En attendant, le matin, j’arrangeais la litière à l’étable puis on m’appelait pour le frühstück, le morceau du matin. Il y avait du café d’orge non sucré avec un peu de lait, des tartines de pain noir avec de la marmelade, du fromage et quelquefois du beurre ou un œuf.

Puis la vieille m’indiquait le travail et m’envoyait aux champs. Vers dix heures on m’apportait le kaffee-trink. C’était encore du café comme le matin avec deux tartines de marmelade ou de beurre et, lorsque je faisais un travail pénible un œuf avec un tout petit morceau de lard « eierkuchen und speck ». À midi, j’avais de la soupe, rien que de la soupe, faite surtout de pomme de terre et quelquefois de haricots ou de choucroute.

Le soir j’avais des pommes de terre cuites à l’eau et passées à la poêle avec assez souvent de la bonne compote de pommes mais jamais de pain, celui-ci était rare et on le réservait pour les deux petits repas du matin. Mais j’avais des biscuits en complément et je les consommais.

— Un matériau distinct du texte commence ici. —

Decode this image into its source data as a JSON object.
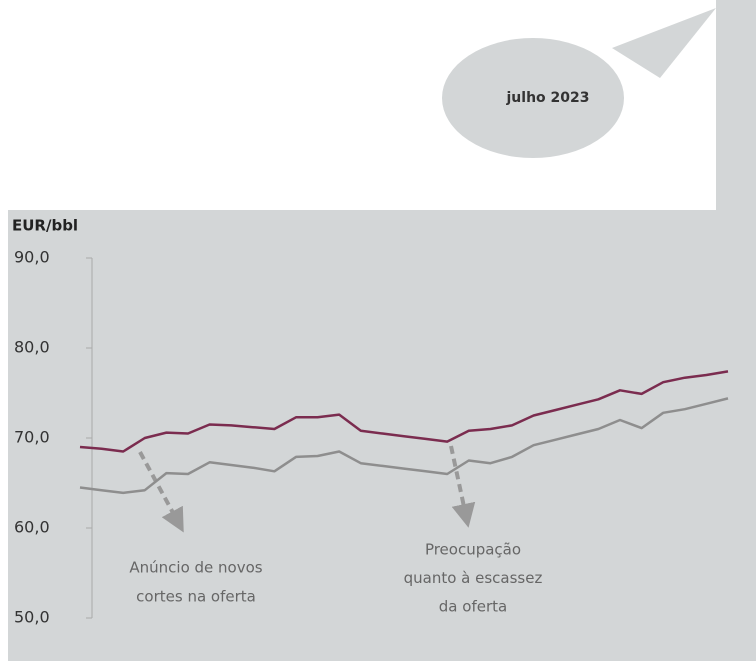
{
  "chart_data": {
    "type": "line",
    "bubble_label": "julho 2023",
    "y_axis_label": "EUR/bbl",
    "ylim": [
      50,
      90
    ],
    "yticks": [
      {
        "value": 50,
        "label": "50,0"
      },
      {
        "value": 60,
        "label": "60,0"
      },
      {
        "value": 70,
        "label": "70,0"
      },
      {
        "value": 80,
        "label": "80,0"
      },
      {
        "value": 90,
        "label": "90,0"
      }
    ],
    "categories": [
      null,
      null,
      null,
      null,
      null,
      null,
      null,
      null,
      null,
      null,
      null,
      null,
      null,
      null,
      null,
      null,
      null,
      null,
      null,
      null,
      null,
      null,
      null,
      null,
      null,
      null,
      null,
      null,
      null,
      null,
      null
    ],
    "series": [
      {
        "color": "#7b2c4f",
        "values": [
          69.0,
          68.8,
          68.5,
          70.0,
          70.6,
          70.5,
          71.5,
          71.4,
          71.2,
          71.0,
          72.3,
          72.3,
          72.6,
          70.8,
          70.5,
          70.2,
          69.9,
          69.6,
          70.8,
          71.0,
          71.4,
          72.5,
          73.1,
          73.7,
          74.3,
          75.3,
          74.9,
          76.2,
          76.7,
          77.0,
          77.4
        ]
      },
      {
        "color": "#8e8e8e",
        "values": [
          64.5,
          64.2,
          63.9,
          64.2,
          66.1,
          66.0,
          67.3,
          67.0,
          66.7,
          66.3,
          67.9,
          68.0,
          68.5,
          67.2,
          66.9,
          66.6,
          66.3,
          66.0,
          67.5,
          67.2,
          67.9,
          69.2,
          69.8,
          70.4,
          71.0,
          72.0,
          71.1,
          72.8,
          73.2,
          73.8,
          74.4
        ]
      }
    ],
    "annotations": [
      {
        "lines": [
          "Anúncio de novos",
          "cortes na oferta"
        ]
      },
      {
        "lines": [
          "Preocupação",
          "quanto à escassez",
          "da oferta"
        ]
      }
    ]
  }
}
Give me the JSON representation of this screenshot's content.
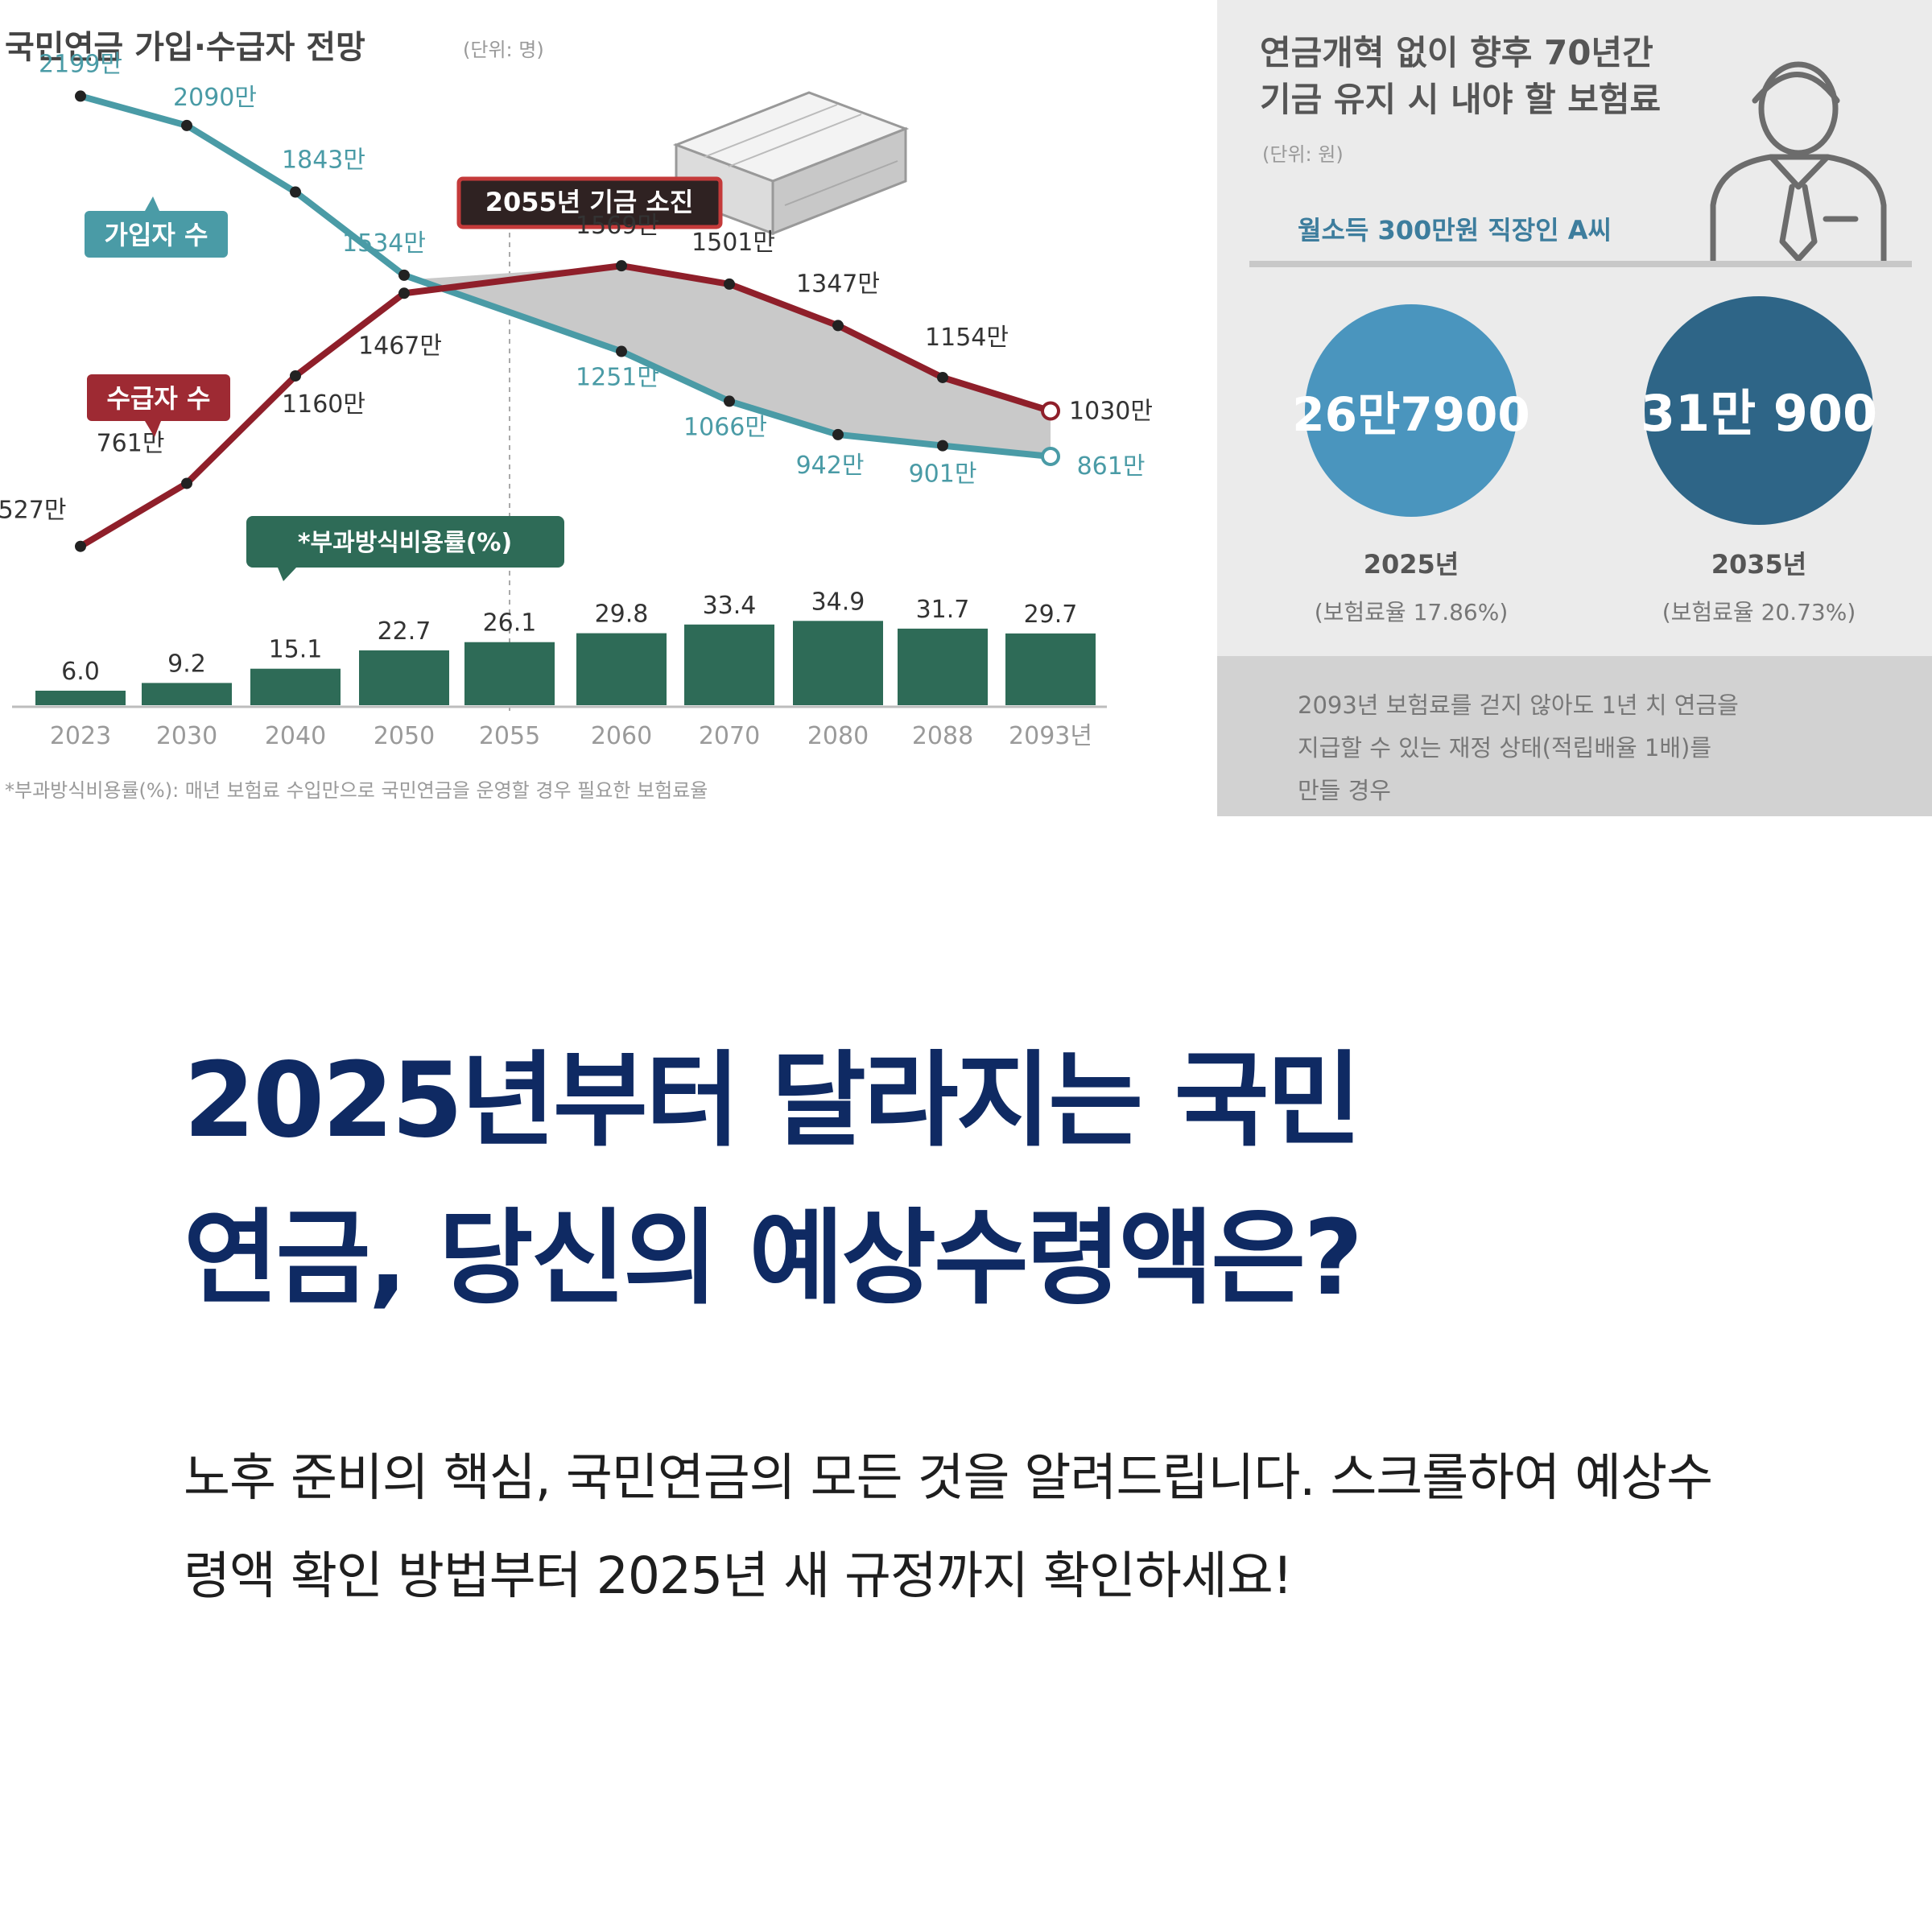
{
  "left_panel": {
    "title": "국민연금 가입·수급자 전망",
    "unit": "(단위: 명)",
    "legend_subscribers": "가입자 수",
    "legend_recipients": "수급자 수",
    "depletion_callout": "2055년 기금 소진",
    "ratio_callout": "*부과방식비용률(%)",
    "footnote": "*부과방식비용률(%): 매년 보험료 수입만으로 국민연금을 운영할 경우 필요한 보험료율"
  },
  "right_panel": {
    "title_line1": "연금개혁 없이 향후 70년간",
    "title_line2": "기금 유지 시 내야 할 보험료",
    "unit": "(단위: 원)",
    "subtitle": "월소득 300만원 직장인 A씨",
    "circle1_main": "26만7900",
    "circle1_year": "2025년",
    "circle1_note": "(보험료율 17.86%)",
    "circle2_main": "31만 900",
    "circle2_year": "2035년",
    "circle2_note": "(보험료율 20.73%)",
    "footer_line1": "2093년 보험료를 걷지 않아도 1년 치 연금을",
    "footer_line2": "지급할 수 있는 재정 상태(적립배율 1배)를",
    "footer_line3": "만들 경우"
  },
  "chart_data": [
    {
      "type": "line",
      "title": "국민연금 가입·수급자 전망",
      "unit": "(단위: 명)",
      "x": [
        "2023",
        "2030",
        "2040",
        "2050",
        "2055",
        "2060",
        "2070",
        "2080",
        "2088",
        "2093년"
      ],
      "series": [
        {
          "name": "가입자 수",
          "color": "#4a9ba6",
          "values": [
            2199,
            2090,
            1843,
            1534,
            null,
            1251,
            1066,
            942,
            901,
            861
          ],
          "labels": [
            "2199만",
            "2090만",
            "1843만",
            "1534만",
            null,
            "1251만",
            "1066만",
            "942만",
            "901만",
            "861만"
          ]
        },
        {
          "name": "수급자 수",
          "color": "#8f1f2a",
          "values": [
            527,
            761,
            1160,
            1467,
            null,
            1569,
            1501,
            1347,
            1154,
            1030
          ],
          "labels": [
            "527만",
            "761만",
            "1160만",
            "1467만",
            null,
            "1569만",
            "1501만",
            "1347만",
            "1154만",
            "1030만"
          ]
        }
      ],
      "annotations": [
        "2055년 기금 소진"
      ]
    },
    {
      "type": "bar",
      "title": "*부과방식비용률(%)",
      "categories": [
        "2023",
        "2030",
        "2040",
        "2050",
        "2055",
        "2060",
        "2070",
        "2080",
        "2088",
        "2093년"
      ],
      "values": [
        6.0,
        9.2,
        15.1,
        22.7,
        26.1,
        29.8,
        33.4,
        34.9,
        31.7,
        29.7
      ],
      "labels": [
        "6.0",
        "9.2",
        "15.1",
        "22.7",
        "26.1",
        "29.8",
        "33.4",
        "34.9",
        "31.7",
        "29.7"
      ],
      "color": "#2e6b57"
    }
  ],
  "headline_line1": "2025년부터 달라지는 국민",
  "headline_line2": "연금, 당신의 예상수령액은?",
  "intro_text": "노후 준비의 핵심, 국민연금의 모든 것을 알려드립니다. 스크롤하여 예상수령액 확인 방법부터 2025년 새 규정까지 확인하세요!"
}
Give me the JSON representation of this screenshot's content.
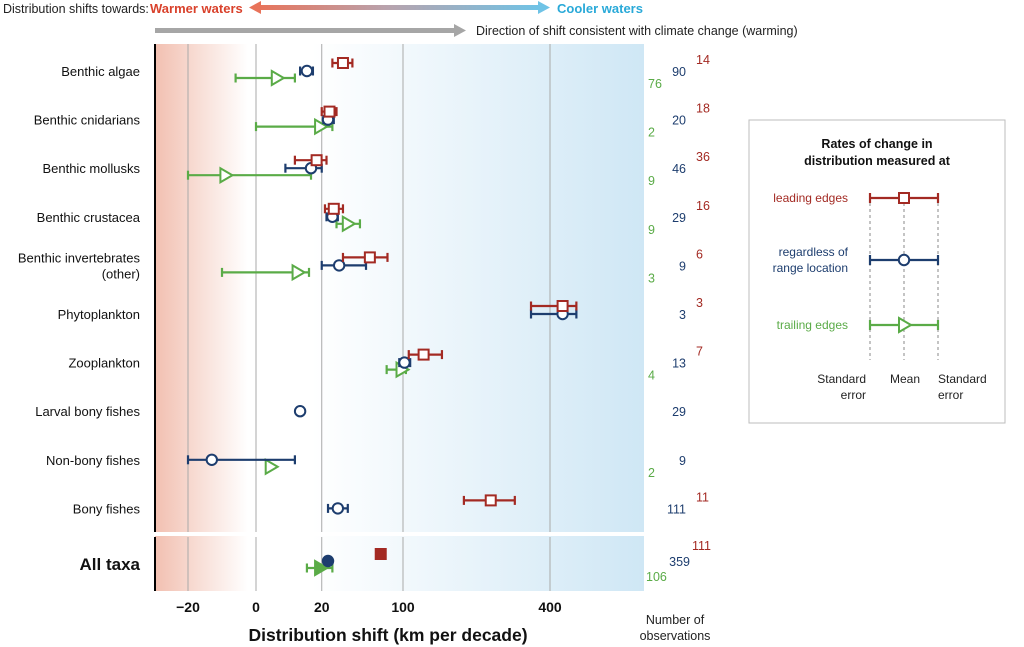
{
  "header": {
    "shift_prefix": "Distribution shifts towards:",
    "warmer": "Warmer waters",
    "cooler": "Cooler waters",
    "direction": "Direction of shift consistent with climate change (warming)"
  },
  "colors": {
    "leading": "#a32a23",
    "overall": "#1d3d6e",
    "trailing": "#5aab47",
    "warm": "#e8735a",
    "cool": "#6fc3e6"
  },
  "chart_data": {
    "type": "scatter",
    "xlabel": "Distribution shift (km per decade)",
    "count_label": [
      "Number of",
      "observations"
    ],
    "x_ticks": [
      {
        "label": "−20",
        "value": -20
      },
      {
        "label": "0",
        "value": 0
      },
      {
        "label": "20",
        "value": 20
      },
      {
        "label": "100",
        "value": 100
      },
      {
        "label": "400",
        "value": 400
      }
    ],
    "categories": [
      {
        "label": [
          "Benthic algae"
        ],
        "leading": {
          "mean": 35,
          "lo": 27,
          "hi": 43,
          "n": "14"
        },
        "overall": {
          "mean": 12,
          "lo": 9,
          "hi": 15,
          "n": "90"
        },
        "trailing": {
          "mean": 2,
          "lo": -6,
          "hi": 7,
          "n": "76"
        }
      },
      {
        "label": [
          "Benthic cnidarians"
        ],
        "leading": {
          "mean": 25,
          "lo": 20,
          "hi": 30,
          "n": "18"
        },
        "overall": {
          "mean": 24,
          "lo": 21,
          "hi": 28,
          "n": "20"
        },
        "trailing": {
          "mean": 19,
          "lo": 0,
          "hi": 27,
          "n": "2"
        }
      },
      {
        "label": [
          "Benthic mollusks"
        ],
        "leading": {
          "mean": 17,
          "lo": 7,
          "hi": 23,
          "n": "36"
        },
        "overall": {
          "mean": 14,
          "lo": 4,
          "hi": 20,
          "n": "46"
        },
        "trailing": {
          "mean": -9,
          "lo": -20,
          "hi": 14,
          "n": "9"
        }
      },
      {
        "label": [
          "Benthic crustacea"
        ],
        "leading": {
          "mean": 28,
          "lo": 22,
          "hi": 35,
          "n": "16"
        },
        "overall": {
          "mean": 27,
          "lo": 23,
          "hi": 31,
          "n": "29"
        },
        "trailing": {
          "mean": 39,
          "lo": 30,
          "hi": 50,
          "n": "9"
        }
      },
      {
        "label": [
          "Benthic invertebrates",
          "(other)"
        ],
        "leading": {
          "mean": 60,
          "lo": 35,
          "hi": 80,
          "n": "6"
        },
        "overall": {
          "mean": 32,
          "lo": 20,
          "hi": 56,
          "n": "9"
        },
        "trailing": {
          "mean": 8,
          "lo": -10,
          "hi": 13,
          "n": "3"
        }
      },
      {
        "label": [
          "Phytoplankton"
        ],
        "leading": {
          "mean": 435,
          "lo": 350,
          "hi": 475,
          "n": "3"
        },
        "overall": {
          "mean": 435,
          "lo": 350,
          "hi": 475,
          "n": "3"
        },
        "trailing": null
      },
      {
        "label": [
          "Zooplankton"
        ],
        "leading": {
          "mean": 130,
          "lo": 108,
          "hi": 160,
          "n": "7"
        },
        "overall": {
          "mean": 102,
          "lo": 95,
          "hi": 110,
          "n": "13"
        },
        "trailing": {
          "mean": 98,
          "lo": 79,
          "hi": 104,
          "n": "4"
        }
      },
      {
        "label": [
          "Larval bony fishes"
        ],
        "leading": null,
        "overall": {
          "mean": 9,
          "n": "29"
        },
        "trailing": null
      },
      {
        "label": [
          "Non-bony fishes"
        ],
        "leading": null,
        "overall": {
          "mean": -13,
          "lo": -20,
          "hi": 7,
          "n": "9"
        },
        "trailing": {
          "mean": 1,
          "n": "2"
        }
      },
      {
        "label": [
          "Bony fishes"
        ],
        "leading": {
          "mean": 255,
          "lo": 200,
          "hi": 310,
          "n": "11"
        },
        "overall": {
          "mean": 31,
          "lo": 24,
          "hi": 39,
          "n": "111"
        },
        "trailing": null
      }
    ],
    "all_taxa": {
      "label": "All taxa",
      "leading": {
        "mean": 72,
        "n": "111"
      },
      "overall": {
        "mean": 24,
        "n": "359"
      },
      "trailing": {
        "mean": 19,
        "lo": 12,
        "hi": 27,
        "n": "106"
      }
    }
  },
  "legend": {
    "title": [
      "Rates of change in",
      "distribution measured at"
    ],
    "leading": "leading edges",
    "overall": [
      "regardless of",
      "range location"
    ],
    "trailing": "trailing edges",
    "se_left": [
      "Standard",
      "error"
    ],
    "mean": "Mean",
    "se_right": [
      "Standard",
      "error"
    ]
  }
}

Dès la Toussaint nous quittions les paysans, sauf deux ou trois d’entre nous et nous demeurions à la baraque pendant tout l’hiver. Dès notre retour à la baraque nous formions une grosse équipe de bûcherons et tout l’hiver, par tous les temps, nous passions nos journées dans les bois, sauf les dimanches seulement. Nous partions de grand matin de la baraque, longtemps avant le jour ; nous faisions six à huit kilomètres de marche pour nous rendre à la forêt de Monrepos. Nous passions devant le château du prince de Wied, nous apercevions dans les clairières des groupes de chevreuils qui nous regardaient passer d’un air attentif et curieux et quelquefois nous faisions sortir un sanglier de sa bauge. Cette forêt est magnifique, les arbres y poussent droits et élancés jusqu’à une grande hauteur. Nous dévalions sur des pentes rapides descendant vers la vallée de la Wied et jusqu’en face du vieux Altwied une petite cité moyenâgeuse encore entourée de ses murs et de ses tours, perchée sur un roc et entourée par la rivière. Nous arrivions là par les froids les plus rigoureux et quelquefois la forêt était recouverte d’une épaisse couche de neige. Nous avions alors un mal infini à ne pas glisser sur ces pentes. Pour y venir nous nous emmitouflions de notre mieux, chacun avait eu soin de faire venir de France des tricots et des cache-nez. Nous apportions notre soupe dans des sortes de boîtes métalliques cylindriques. C’était le plus souvent de l’orge, des pommes de terre et des rutabagas.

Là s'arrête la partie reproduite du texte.